Behavioural Planner
A finite-statemachine based behavioural planner module written in C++. This project was built in collaboration with Rowan Dempster during my 2020 Summer COOP. The exact responsibilities are highlighted in the Features section.
The behaviour planner system plans the set of high level driving actions/maneuvers, to safely achieve the driving mission under vaiours driving situations. Behaviour planner considers the rules of the road, static, and dynamic objects around the vehicle. The behavioural planner is part of the hierachical framework for an autonomous vehicle. For more information, on behavioural planner, I recommend checkingout this research paper by Junqing Wei. The result of the Readme aims to provide a highlevel break down of my part of the project.
Input
Routing Input:
- A queue of global commands
Perception Input:
- Coordinates of traffic signs
- Type of traffic signs
- Coordinates of traffic lights
- Traffic light signals
- Stopline
- Coordinates of pedestrian
- Other
Output
- Signal to follow lane
- Signal to lane change
- Signal to turn
- Signal to stop
Core Features
- Driving Commands (following lane, stop, turn, lane change) (Ray)
- React to pedestrian (Rowan)
- React to traffic light (Rowan)
- React to stop signs (Rowan)
How it works
This section focuses on the driving commands functionality that I worked on. It will not focus on how react to pedestrian nor other features.
Finite-state Machine Architecture
The behavioural module uses a finite-state machine architecture. Each external and internal component is represented by a finite state machine. For example, each pedestrian, each traffic light, is represented by a finte-state machine.

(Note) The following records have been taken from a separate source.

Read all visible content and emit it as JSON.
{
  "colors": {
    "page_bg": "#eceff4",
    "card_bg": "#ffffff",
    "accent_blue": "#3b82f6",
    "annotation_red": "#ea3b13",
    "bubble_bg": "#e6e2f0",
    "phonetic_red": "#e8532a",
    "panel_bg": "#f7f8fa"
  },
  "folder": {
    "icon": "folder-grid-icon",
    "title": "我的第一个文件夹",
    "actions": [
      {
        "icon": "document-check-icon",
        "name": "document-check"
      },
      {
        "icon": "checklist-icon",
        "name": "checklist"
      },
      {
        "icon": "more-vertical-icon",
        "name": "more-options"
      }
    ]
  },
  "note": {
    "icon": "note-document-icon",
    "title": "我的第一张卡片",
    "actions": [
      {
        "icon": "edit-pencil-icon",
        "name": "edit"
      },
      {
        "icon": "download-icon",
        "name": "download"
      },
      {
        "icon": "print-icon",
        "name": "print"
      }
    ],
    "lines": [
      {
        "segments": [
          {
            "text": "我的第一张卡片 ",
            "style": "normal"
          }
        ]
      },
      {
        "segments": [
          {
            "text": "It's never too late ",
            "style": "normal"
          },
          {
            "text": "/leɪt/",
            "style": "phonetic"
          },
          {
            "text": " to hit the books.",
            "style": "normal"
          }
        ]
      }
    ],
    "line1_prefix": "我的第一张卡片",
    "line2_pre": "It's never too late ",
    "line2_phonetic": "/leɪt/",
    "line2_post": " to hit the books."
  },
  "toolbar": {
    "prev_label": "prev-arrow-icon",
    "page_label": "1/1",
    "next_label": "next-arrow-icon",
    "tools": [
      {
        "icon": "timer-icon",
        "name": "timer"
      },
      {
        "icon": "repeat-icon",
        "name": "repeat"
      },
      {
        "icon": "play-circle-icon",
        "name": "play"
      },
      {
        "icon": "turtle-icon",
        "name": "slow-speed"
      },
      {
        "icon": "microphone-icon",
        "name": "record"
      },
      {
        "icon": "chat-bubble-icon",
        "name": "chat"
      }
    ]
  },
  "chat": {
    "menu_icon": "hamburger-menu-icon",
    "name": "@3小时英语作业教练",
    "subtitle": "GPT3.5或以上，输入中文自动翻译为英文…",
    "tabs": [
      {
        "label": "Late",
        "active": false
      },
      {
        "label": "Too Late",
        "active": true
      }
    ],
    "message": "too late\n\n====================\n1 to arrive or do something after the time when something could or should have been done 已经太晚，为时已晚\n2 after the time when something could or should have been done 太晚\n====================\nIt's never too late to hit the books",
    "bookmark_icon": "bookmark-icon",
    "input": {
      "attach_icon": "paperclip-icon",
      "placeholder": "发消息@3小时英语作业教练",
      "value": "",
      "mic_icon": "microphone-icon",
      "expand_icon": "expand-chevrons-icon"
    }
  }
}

Each finite-state machine holds the current state and a transition graph. When a trigger event occurs, the finite-state machine transitions into the next state based on said transition graph. Since the finite statemachine is deterministic, each trigger only has one single resulting state. Here, two stat-machines will be explained in details: the ego state machine and the global command state machine. Together, these two state machine allows the behavioural planner to give driving commands.Ego State Machine
Ego state machine holds the state of the car. The following is an illustration of its transition graph. Each arrow represents a trigger.
The ego state machine functions together with the global command state machine to drive the car. The following is an illustration of its transition graph. Again, each arrow represents a trigger.

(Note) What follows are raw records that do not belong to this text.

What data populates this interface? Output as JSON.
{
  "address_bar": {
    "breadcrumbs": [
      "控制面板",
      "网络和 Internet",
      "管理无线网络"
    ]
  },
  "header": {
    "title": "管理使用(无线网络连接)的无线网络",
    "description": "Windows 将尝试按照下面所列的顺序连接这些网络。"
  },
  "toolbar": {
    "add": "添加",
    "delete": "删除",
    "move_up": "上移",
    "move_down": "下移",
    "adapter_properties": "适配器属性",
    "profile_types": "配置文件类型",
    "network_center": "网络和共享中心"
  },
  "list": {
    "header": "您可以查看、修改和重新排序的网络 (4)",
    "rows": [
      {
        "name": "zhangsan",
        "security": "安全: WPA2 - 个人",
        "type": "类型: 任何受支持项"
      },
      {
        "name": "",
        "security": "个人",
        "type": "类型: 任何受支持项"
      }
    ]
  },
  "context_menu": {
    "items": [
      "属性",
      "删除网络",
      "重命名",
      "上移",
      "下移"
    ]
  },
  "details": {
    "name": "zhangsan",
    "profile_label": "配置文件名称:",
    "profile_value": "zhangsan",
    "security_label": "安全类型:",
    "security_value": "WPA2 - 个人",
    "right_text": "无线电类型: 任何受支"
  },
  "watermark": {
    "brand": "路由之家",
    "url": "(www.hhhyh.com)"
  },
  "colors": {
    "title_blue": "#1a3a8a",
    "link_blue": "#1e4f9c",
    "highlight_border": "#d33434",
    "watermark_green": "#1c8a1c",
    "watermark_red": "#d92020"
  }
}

Here is an example of how the two state-machines work together. The upper stream routing module sends the global commands [(right_turn, x1, y1), (left_turn, x2, y2), (stop, x3, y3)].
- Gobal commands are sent
Both ego and global command starts at the waiting_for_command stage. Once the behavioural planner receives the set of global commands, the global command state machine pops the first command and transitions to the turning_right state. Now that ego state machine knows that there are commands, it transitions to the following_lane stage. Assuming we started at the right lane, we do not need to change lange. Therefore we are still at following_lane stage.
- Reaches coordinates x1, y1
Global command state machine transitions to done stage since we arrived at x1, y1. Global state machine pops the command. Since the current cummand is now left-turn, the global state machine transitions to turning_left stage. Ego state machine sees that the global state machine is in turning_left stage. Since it is currently on the right lane, the car needs to change to the left lane to prepare for the left turn. Therefore the ego state machine transitions to changing lane left. Once the ego vehicle has stabilized, it transitions back to following lane.
- Reaches coordinates x2, y2
Global command state machine transitions to done stage since we arrived at x2, y 2. Global state machine pops the command. Since the current command is stopm . Here, the behavioural planner creates a stop line. at x3, y3. Assuming x3, y3 is on the same lane, ego vehicle stays on following_lane stage.
- Reaches coordinates x3, y3
Global command state machine transitions to done stage since we arrived at x3, y3. Global state machine pops the command. Since no command is in the queue, the global stat machine transitions to the waiting_for_command stage. Since the ego vehicle reaches the stop line, it transitions to the stopping stage. Since the global state machine is in waiting_for_command stage, ego also transitions to the waiting_for_command stage.
Here is a video illustrating the process described above.
What is Next
- Increase the amount features such as other interacting with other vehicles.
- Increase the amount of states needed.
- Maintaining the architecture as we encounter more scenarios.